The third stage of his career, which has led him to the top of the NHS tree, was in regional and strategic health authority management. It was there, he says, that he learned how to deliver change on a grand scale by getting all the bits of the system pointing in the same direction.
Nicholson says the NHS is in much better shape than five years ago, thanks to increased resources and reforms to link hospitals' income to performance. But this is not enough.
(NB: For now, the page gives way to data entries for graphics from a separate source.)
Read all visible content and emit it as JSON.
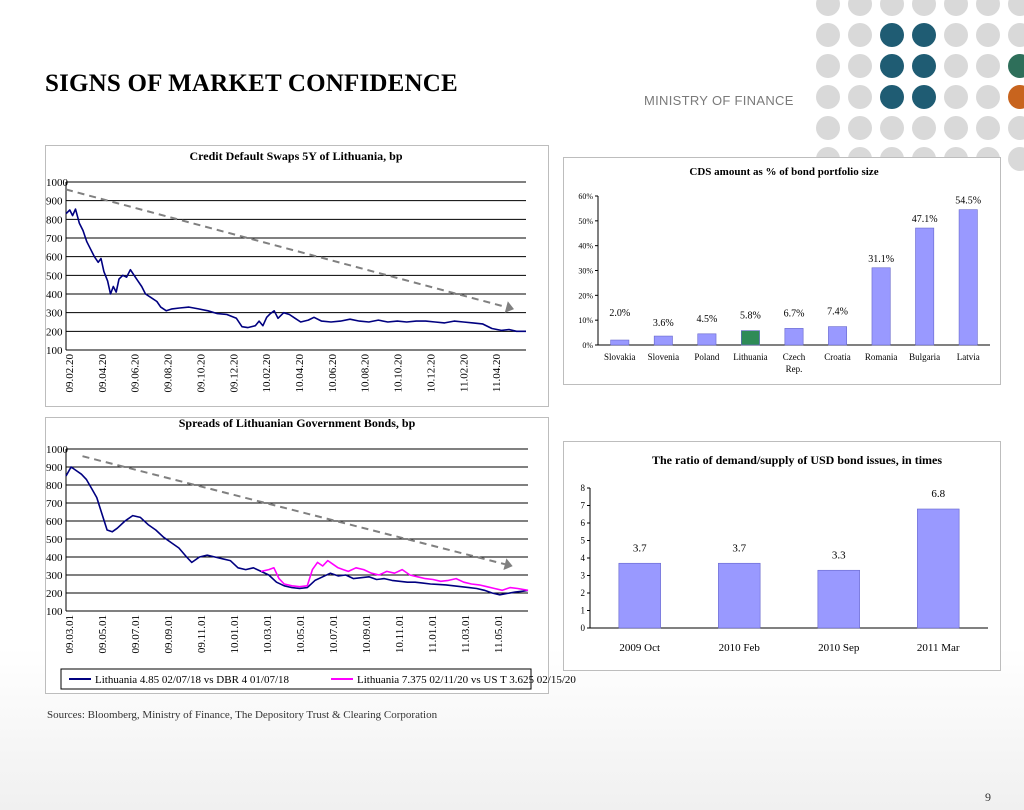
{
  "header": {
    "title": "SIGNS OF MARKET CONFIDENCE",
    "ministry": "MINISTRY OF FINANCE"
  },
  "footer": {
    "sources": "Sources: Bloomberg, Ministry of Finance, The Depository Trust & Clearing Corporation",
    "page_number": "9"
  },
  "colors": {
    "navy": "#000080",
    "magenta": "#ff00ff",
    "bar_fill": "#9999ff",
    "bar_highlight": "#2e8b57",
    "trend_arrow": "#808080",
    "dot_grey": "#d9d9d9",
    "dot_teal": "#1f5c73",
    "dot_green": "#2e6f5a",
    "dot_orange": "#c8641e"
  },
  "chart_data": [
    {
      "id": "cds",
      "type": "line",
      "title": "Credit Default Swaps 5Y of Lithuania, bp",
      "ylim": [
        100,
        1000
      ],
      "yticks": [
        "100",
        "200",
        "300",
        "400",
        "500",
        "600",
        "700",
        "800",
        "900",
        "1000"
      ],
      "xticks": [
        "09.02.20",
        "09.04.20",
        "09.06.20",
        "09.08.20",
        "09.10.20",
        "09.12.20",
        "10.02.20",
        "10.04.20",
        "10.06.20",
        "10.08.20",
        "10.10.20",
        "10.12.20",
        "11.02.20",
        "11.04.20"
      ],
      "grid": true,
      "trend_arrow": {
        "from": [
          0,
          960
        ],
        "to": [
          13.4,
          330
        ]
      },
      "series": [
        {
          "color": "#000080",
          "points": [
            [
              0,
              830
            ],
            [
              0.2,
              850
            ],
            [
              0.35,
              820
            ],
            [
              0.5,
              855
            ],
            [
              0.7,
              780
            ],
            [
              0.9,
              740
            ],
            [
              1.1,
              680
            ],
            [
              1.3,
              640
            ],
            [
              1.5,
              600
            ],
            [
              1.7,
              570
            ],
            [
              1.85,
              590
            ],
            [
              2.0,
              520
            ],
            [
              2.2,
              470
            ],
            [
              2.35,
              400
            ],
            [
              2.5,
              440
            ],
            [
              2.65,
              410
            ],
            [
              2.8,
              480
            ],
            [
              3.0,
              500
            ],
            [
              3.2,
              490
            ],
            [
              3.4,
              530
            ],
            [
              3.6,
              500
            ],
            [
              3.8,
              470
            ],
            [
              4.0,
              440
            ],
            [
              4.2,
              400
            ],
            [
              4.5,
              380
            ],
            [
              4.8,
              360
            ],
            [
              5.0,
              330
            ],
            [
              5.3,
              310
            ],
            [
              5.6,
              320
            ],
            [
              6.0,
              325
            ],
            [
              6.5,
              330
            ],
            [
              7.0,
              320
            ],
            [
              7.5,
              310
            ],
            [
              8.0,
              295
            ],
            [
              8.5,
              290
            ],
            [
              9.0,
              270
            ],
            [
              9.3,
              225
            ],
            [
              9.6,
              220
            ],
            [
              10.0,
              230
            ],
            [
              10.2,
              255
            ],
            [
              10.4,
              230
            ],
            [
              10.6,
              275
            ],
            [
              10.8,
              295
            ],
            [
              11.0,
              310
            ],
            [
              11.2,
              270
            ],
            [
              11.5,
              300
            ],
            [
              11.8,
              290
            ],
            [
              12.1,
              270
            ],
            [
              12.4,
              250
            ],
            [
              12.8,
              260
            ],
            [
              13.1,
              275
            ],
            [
              13.5,
              255
            ],
            [
              14.0,
              250
            ],
            [
              14.5,
              255
            ],
            [
              15.0,
              265
            ],
            [
              15.5,
              255
            ],
            [
              16.0,
              250
            ],
            [
              16.5,
              260
            ],
            [
              17.0,
              250
            ],
            [
              17.5,
              255
            ],
            [
              18.0,
              250
            ],
            [
              18.5,
              255
            ],
            [
              19.0,
              255
            ],
            [
              19.5,
              250
            ],
            [
              20.0,
              245
            ],
            [
              20.5,
              255
            ],
            [
              21.0,
              250
            ],
            [
              21.5,
              245
            ],
            [
              22.0,
              240
            ],
            [
              22.5,
              215
            ],
            [
              23.0,
              205
            ],
            [
              23.4,
              210
            ],
            [
              23.8,
              200
            ],
            [
              24.3,
              200
            ]
          ]
        }
      ]
    },
    {
      "id": "cds_amount",
      "type": "bar",
      "title": "CDS amount as % of bond portfolio size",
      "categories": [
        "Slovakia",
        "Slovenia",
        "Poland",
        "Lithuania",
        "Czech Rep.",
        "Croatia",
        "Romania",
        "Bulgaria",
        "Latvia"
      ],
      "values": [
        2.0,
        3.6,
        4.5,
        5.8,
        6.7,
        7.4,
        31.1,
        47.1,
        54.5
      ],
      "labels": [
        "2.0%",
        "3.6%",
        "4.5%",
        "5.8%",
        "6.7%",
        "7.4%",
        "31.1%",
        "47.1%",
        "54.5%"
      ],
      "highlight_index": 3,
      "ylim": [
        0,
        60
      ],
      "yticks": [
        "0%",
        "10%",
        "20%",
        "30%",
        "40%",
        "50%",
        "60%"
      ]
    },
    {
      "id": "spreads",
      "type": "line",
      "title": "Spreads of Lithuanian Government Bonds, bp",
      "ylim": [
        100,
        1000
      ],
      "yticks": [
        "100",
        "200",
        "300",
        "400",
        "500",
        "600",
        "700",
        "800",
        "900",
        "1000"
      ],
      "xticks": [
        "09.03.01",
        "09.05.01",
        "09.07.01",
        "09.09.01",
        "09.11.01",
        "10.01.01",
        "10.03.01",
        "10.05.01",
        "10.07.01",
        "10.09.01",
        "10.11.01",
        "11.01.01",
        "11.03.01",
        "11.05.01"
      ],
      "grid": true,
      "trend_arrow": {
        "from": [
          0.5,
          960
        ],
        "to": [
          13.3,
          360
        ]
      },
      "legend": {
        "position": "bottom",
        "entries": [
          "Lithuania 4.85 02/07/18 vs DBR 4 01/07/18",
          "Lithuania 7.375 02/11/20 vs US T 3.625 02/15/20"
        ]
      },
      "series": [
        {
          "name": "Lithuania 4.85 02/07/18 vs DBR 4 01/07/18",
          "color": "#000080",
          "points": [
            [
              0,
              850
            ],
            [
              0.2,
              900
            ],
            [
              0.4,
              880
            ],
            [
              0.6,
              860
            ],
            [
              0.8,
              830
            ],
            [
              1.0,
              780
            ],
            [
              1.2,
              730
            ],
            [
              1.4,
              640
            ],
            [
              1.6,
              550
            ],
            [
              1.8,
              540
            ],
            [
              2.0,
              560
            ],
            [
              2.3,
              600
            ],
            [
              2.6,
              630
            ],
            [
              2.9,
              620
            ],
            [
              3.2,
              580
            ],
            [
              3.5,
              550
            ],
            [
              3.8,
              510
            ],
            [
              4.1,
              480
            ],
            [
              4.4,
              450
            ],
            [
              4.7,
              400
            ],
            [
              4.9,
              370
            ],
            [
              5.2,
              400
            ],
            [
              5.5,
              410
            ],
            [
              5.8,
              400
            ],
            [
              6.1,
              390
            ],
            [
              6.4,
              380
            ],
            [
              6.7,
              340
            ],
            [
              7.0,
              330
            ],
            [
              7.3,
              340
            ],
            [
              7.6,
              320
            ],
            [
              7.9,
              300
            ],
            [
              8.2,
              260
            ],
            [
              8.5,
              240
            ],
            [
              8.8,
              230
            ],
            [
              9.1,
              225
            ],
            [
              9.4,
              230
            ],
            [
              9.7,
              270
            ],
            [
              10.0,
              290
            ],
            [
              10.3,
              310
            ],
            [
              10.6,
              295
            ],
            [
              10.9,
              300
            ],
            [
              11.2,
              280
            ],
            [
              11.5,
              285
            ],
            [
              11.8,
              290
            ],
            [
              12.1,
              275
            ],
            [
              12.4,
              280
            ],
            [
              12.7,
              270
            ],
            [
              13.0,
              265
            ],
            [
              13.3,
              260
            ],
            [
              13.6,
              260
            ],
            [
              13.9,
              255
            ],
            [
              14.2,
              250
            ],
            [
              14.5,
              248
            ],
            [
              14.8,
              245
            ],
            [
              15.1,
              240
            ],
            [
              15.4,
              235
            ],
            [
              15.7,
              230
            ],
            [
              16.0,
              225
            ],
            [
              16.3,
              215
            ],
            [
              16.6,
              200
            ],
            [
              16.9,
              190
            ],
            [
              17.2,
              198
            ],
            [
              17.5,
              205
            ],
            [
              17.8,
              210
            ],
            [
              18.0,
              215
            ]
          ]
        },
        {
          "name": "Lithuania 7.375 02/11/20 vs US T 3.625 02/15/20",
          "color": "#ff00ff",
          "points": [
            [
              7.6,
              320
            ],
            [
              7.9,
              330
            ],
            [
              8.1,
              340
            ],
            [
              8.3,
              280
            ],
            [
              8.5,
              250
            ],
            [
              8.8,
              240
            ],
            [
              9.1,
              235
            ],
            [
              9.4,
              240
            ],
            [
              9.6,
              330
            ],
            [
              9.8,
              370
            ],
            [
              10.0,
              350
            ],
            [
              10.2,
              380
            ],
            [
              10.4,
              360
            ],
            [
              10.6,
              340
            ],
            [
              10.8,
              330
            ],
            [
              11.0,
              320
            ],
            [
              11.3,
              340
            ],
            [
              11.6,
              330
            ],
            [
              11.9,
              310
            ],
            [
              12.2,
              300
            ],
            [
              12.5,
              320
            ],
            [
              12.8,
              310
            ],
            [
              13.1,
              330
            ],
            [
              13.4,
              300
            ],
            [
              13.7,
              290
            ],
            [
              14.0,
              280
            ],
            [
              14.3,
              275
            ],
            [
              14.6,
              265
            ],
            [
              14.9,
              270
            ],
            [
              15.2,
              280
            ],
            [
              15.5,
              260
            ],
            [
              15.8,
              250
            ],
            [
              16.1,
              245
            ],
            [
              16.4,
              235
            ],
            [
              16.7,
              225
            ],
            [
              17.0,
              215
            ],
            [
              17.3,
              230
            ],
            [
              17.6,
              225
            ],
            [
              18.0,
              215
            ]
          ]
        }
      ]
    },
    {
      "id": "demand_supply",
      "type": "bar",
      "title": "The ratio of demand/supply of USD bond issues, in times",
      "categories": [
        "2009 Oct",
        "2010 Feb",
        "2010 Sep",
        "2011 Mar"
      ],
      "values": [
        3.7,
        3.7,
        3.3,
        6.8
      ],
      "labels": [
        "3.7",
        "3.7",
        "3.3",
        "6.8"
      ],
      "ylim": [
        0,
        8
      ],
      "yticks": [
        "0",
        "1",
        "2",
        "3",
        "4",
        "5",
        "6",
        "7",
        "8"
      ]
    }
  ]
}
"People don't feel the reforms are relevant to them. We haven't made sure we connect the reforms to benefits for patients. There is a strong argument for driving reforms forward faster, not slower. That is what we need to do. But we need to make them relevant to clinical staff and help them do the jobs they need to do."
He says it is already clear that not all acute hospital trusts will be ready to apply for foundation status by 2008, the original target date. Many will not be strong enough to achieve independence without significant reconfiguration. In some areas, the answer might be for the weak trusts to be taken over by the strong.
"I am reluctant to get into [a wave of] mergers across the system," he says. "Very few mergers I have seen in my career have delivered the benefits that people said they would. The problems remain in the organisation. Often these problems are more deep-seated than [can be solved by] having a new set of managers come in. I think we will see some of the better hospitals acquiring others that are in difficulty."
The government's proposals for treating more patients closer to home by expanding primary care would put a big strain on the district general hospitals. "I have not seen any that have to close, but they are going to have to work in a networked way," he says. "And you are going to have to use the ambulance service in a more creative way."
Nicholson does not spell out the implications, but his remarks suggest the closure of some departments, allowing hospitals to specialise in what they do best. Patients may get a better service, but would have to travel further to access it. "Undoubtedly there will be tough decisions to make over the next 12 months to reflect changing services," he adds.
The toughest would involve reorganisation of emergency care, paediatrics and maternity services. A key decision has had to be taken about the number of major trauma centres across England for dealing with the most serious emergencies. That has had implications for the number of hospitals running a full A&E department. Many patients with minor ailments could be looked after better in local walk-in centres rather than A&E.
Similarly, the NHS has had to decide the number of births needed to sustain a 24-hour consultant-led maternity service and the most appropriate size for paediatric departments. Were these not the three most bothersome areas of NHS care in terms of likely revolts against closure of local facilities?
Determinedly optimistic
Yes, says Nicholson. But he is determinedly optimistic about winning public support for change if consultation is managed properly. Trusts have to ask: are the clinicians on board; will they stand up and argue the case; can the trust demonstrate the health benefits of a reconfiguration of services; and can it say how many lives will be saved, to set against the claims that will undoubtedly be made by protesters that lives will be lost?
"We will be going out to consultation later this year or early next on a whole series of reconfigurations. I understand the politics of it. But this is about the way we deliver care that is predominantly closer to home."